Des nuages, des figures, des méandres, de haut en bas, j’exécute des loopings mentaux ; arrivé à l’azimut je coupe les gaz et je tombe comme une plume de plomb. La stabilité est mon ennemie, avec mes cent cinquante kilos je flotte à la surface de mon âme ; tout en surface je me sens incapable d’entrer à l’intérieur de ce qui me semble la vie et je rôde inquiétant, inquiété autour de cette ovule rassurante.
Détaché de la réalité, je construis une structure qui ne tiendra qu’immergée dans le faux. Chacune de ses poutres n’est qu’une allumette qui flambe et j’auto, je m’autoconsume.

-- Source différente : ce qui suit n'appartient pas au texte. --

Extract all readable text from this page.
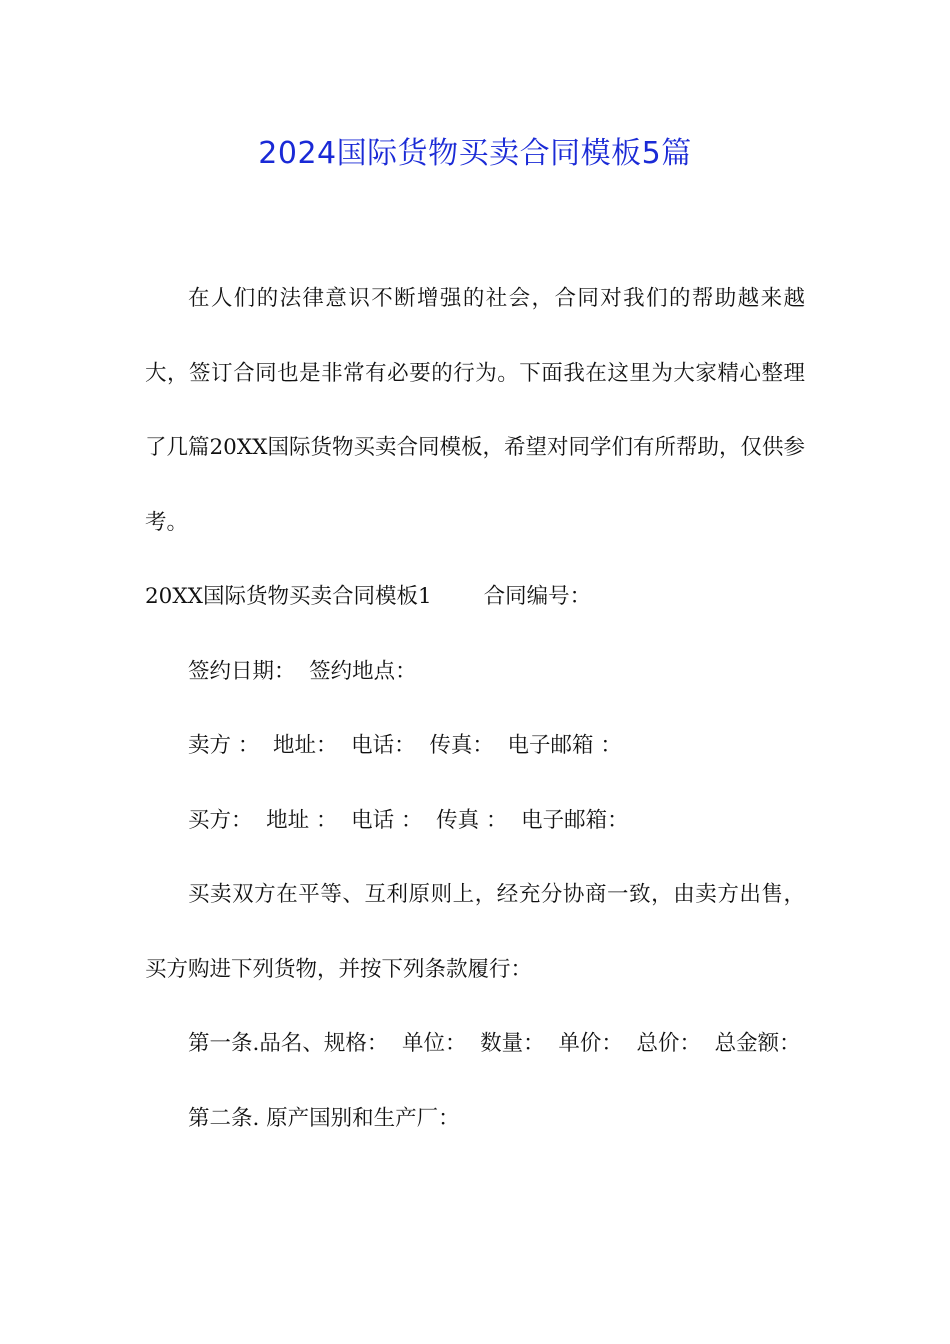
2024国际货物买卖合同模板5篇

在人们的法律意识不断增强的社会，合同对我们的帮助越来越大，签订合同也是非常有必要的行为。下面我在这里为大家精心整理了几篇20XX国际货物买卖合同模板，希望对同学们有所帮助，仅供参考。

20XX国际货物买卖合同模板1 合同编号：

签约日期：  签约地点：

卖方 ：  地址：  电话：  传真：  电子邮箱 ：

买方：  地址 ：  电话 ：  传真 ：  电子邮箱：

买卖双方在平等、互利原则上，经充分协商一致，由卖方出售，买方购进下列货物，并按下列条款履行：

第一条.品名、规格：  单位：  数量：  单价：  总价：  总金额：

第二条. 原产国别和生产厂：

Balancé entre volonté et laisser-aller, j’agence un corps fluctuant aux désenchantements. Lourd et fragile, mon pas précaire cite le nord de mes exigences vers d’autres directions. Je ramasse mes doigts comme autant de mégots fanés ; dessinant l’ombre de ma main sur la poitrine invisible, la vapeur dépose ses gouttelettes condensées d’amertume. L’eau balaye le trottoir de mon ennui mais la trace reste imprimée ; et la douce caresse liquide ne fera que passer. Pour un instant seulement elle offre sa tendresse bienveillante au béton de mes émotions.
Je n’attends rien ou rien ne m’attend. Précieux est le temps de la désillusion car après vient le vide oppressant de silence et mes cris muets résonnent contre la paroi imperméable de mon crâne. Au dehors tout est calme sous mes nuages d’étain.